= Frederic Woodman Root =

American composer and music educator

Frederic Woodman Root (13 June 1846, Boston - 8 November 1916, Chicago) was an American composer, choir conductor, organist, adjudicator and music teacher.

==Early life and education==

Root was the son of George Frederick Root, who was known for composing Civil War songs, and the brother of the composer Grace W. Root. He studied music under BC Blodgett, William Mason, James Flint and Robert Goldbeck, and studied singing in New York City with Carlo Bassini and Luigi Vannuccini from Florence. From 1869 to 1870 he undertook a study tour of Europe.

==Career==
Root composed songs, cantatas, an operetta, and other works, including many for use in singing and piano lessons. He wrote articles and essays for a number of music related publications. Root was the editor of the periodical Song Messenger for several years.

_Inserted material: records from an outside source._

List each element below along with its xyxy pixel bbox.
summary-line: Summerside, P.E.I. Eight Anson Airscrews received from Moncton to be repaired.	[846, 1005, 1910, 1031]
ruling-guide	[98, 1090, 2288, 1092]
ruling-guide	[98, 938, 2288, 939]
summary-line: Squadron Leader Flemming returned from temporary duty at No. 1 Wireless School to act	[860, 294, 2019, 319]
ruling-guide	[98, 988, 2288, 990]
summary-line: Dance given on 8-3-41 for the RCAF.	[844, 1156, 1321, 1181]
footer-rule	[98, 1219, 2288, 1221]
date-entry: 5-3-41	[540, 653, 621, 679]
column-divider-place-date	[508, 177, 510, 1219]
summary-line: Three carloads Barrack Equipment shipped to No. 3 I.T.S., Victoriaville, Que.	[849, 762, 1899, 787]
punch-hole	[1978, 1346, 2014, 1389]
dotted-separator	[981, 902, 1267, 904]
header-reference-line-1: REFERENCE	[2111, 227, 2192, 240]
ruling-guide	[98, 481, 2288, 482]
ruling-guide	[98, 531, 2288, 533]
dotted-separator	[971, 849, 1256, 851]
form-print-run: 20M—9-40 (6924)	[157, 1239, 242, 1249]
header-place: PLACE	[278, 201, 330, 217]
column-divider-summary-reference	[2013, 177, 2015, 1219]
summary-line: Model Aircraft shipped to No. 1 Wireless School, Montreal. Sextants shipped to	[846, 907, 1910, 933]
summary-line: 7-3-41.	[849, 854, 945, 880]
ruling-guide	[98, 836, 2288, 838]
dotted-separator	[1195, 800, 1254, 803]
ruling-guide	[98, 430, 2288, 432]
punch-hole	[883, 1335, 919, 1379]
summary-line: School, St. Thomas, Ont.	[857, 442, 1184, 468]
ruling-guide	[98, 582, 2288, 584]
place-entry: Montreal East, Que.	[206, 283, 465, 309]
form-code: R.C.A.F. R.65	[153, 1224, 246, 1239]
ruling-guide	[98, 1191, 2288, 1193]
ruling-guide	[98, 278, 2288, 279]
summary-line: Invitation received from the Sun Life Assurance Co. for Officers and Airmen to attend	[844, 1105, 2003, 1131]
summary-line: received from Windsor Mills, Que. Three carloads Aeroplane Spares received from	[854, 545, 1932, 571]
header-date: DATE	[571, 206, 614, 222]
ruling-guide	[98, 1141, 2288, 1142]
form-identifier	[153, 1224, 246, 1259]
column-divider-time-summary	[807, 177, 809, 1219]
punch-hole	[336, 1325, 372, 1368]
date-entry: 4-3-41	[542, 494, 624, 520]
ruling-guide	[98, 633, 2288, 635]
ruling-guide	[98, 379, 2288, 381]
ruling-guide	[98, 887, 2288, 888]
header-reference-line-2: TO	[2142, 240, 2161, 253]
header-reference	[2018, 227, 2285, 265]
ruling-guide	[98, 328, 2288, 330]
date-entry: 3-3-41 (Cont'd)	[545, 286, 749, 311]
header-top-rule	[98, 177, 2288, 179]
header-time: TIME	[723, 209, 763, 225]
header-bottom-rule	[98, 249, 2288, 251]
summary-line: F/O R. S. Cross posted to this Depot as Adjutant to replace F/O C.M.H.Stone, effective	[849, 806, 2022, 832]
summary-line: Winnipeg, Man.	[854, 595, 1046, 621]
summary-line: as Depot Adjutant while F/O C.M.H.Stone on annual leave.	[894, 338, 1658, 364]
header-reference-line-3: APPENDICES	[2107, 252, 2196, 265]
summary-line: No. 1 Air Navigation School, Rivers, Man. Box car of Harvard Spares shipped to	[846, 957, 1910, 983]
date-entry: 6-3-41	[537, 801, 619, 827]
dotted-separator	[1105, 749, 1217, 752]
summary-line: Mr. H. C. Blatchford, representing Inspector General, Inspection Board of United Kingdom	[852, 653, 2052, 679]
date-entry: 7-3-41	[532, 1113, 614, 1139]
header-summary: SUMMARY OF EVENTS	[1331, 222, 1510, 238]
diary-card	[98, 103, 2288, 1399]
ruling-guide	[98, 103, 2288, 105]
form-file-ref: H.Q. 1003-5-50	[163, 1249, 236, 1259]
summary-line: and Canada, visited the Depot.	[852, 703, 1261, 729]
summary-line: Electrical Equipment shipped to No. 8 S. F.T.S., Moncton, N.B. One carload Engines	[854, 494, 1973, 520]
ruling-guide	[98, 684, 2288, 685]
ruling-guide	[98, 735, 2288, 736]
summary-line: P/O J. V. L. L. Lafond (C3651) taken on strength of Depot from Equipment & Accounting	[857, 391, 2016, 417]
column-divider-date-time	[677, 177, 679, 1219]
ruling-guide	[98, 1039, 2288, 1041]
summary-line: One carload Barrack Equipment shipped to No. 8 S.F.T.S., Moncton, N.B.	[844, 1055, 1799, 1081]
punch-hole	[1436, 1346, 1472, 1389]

Root became a singing teacher, and published several textbooks for singing lessons, including The Pacific Glee Book with James R. Murray, The School of Singing, and Root's New Course in Voice Culture and Singing.

Root gave lectures to promote his teaching methods and opinions about music in general. In one of his speeches he characterized African American gospel songs as "developed from the formless and untutored sounds of savage people... being hardly developed to the point at which they might be called music".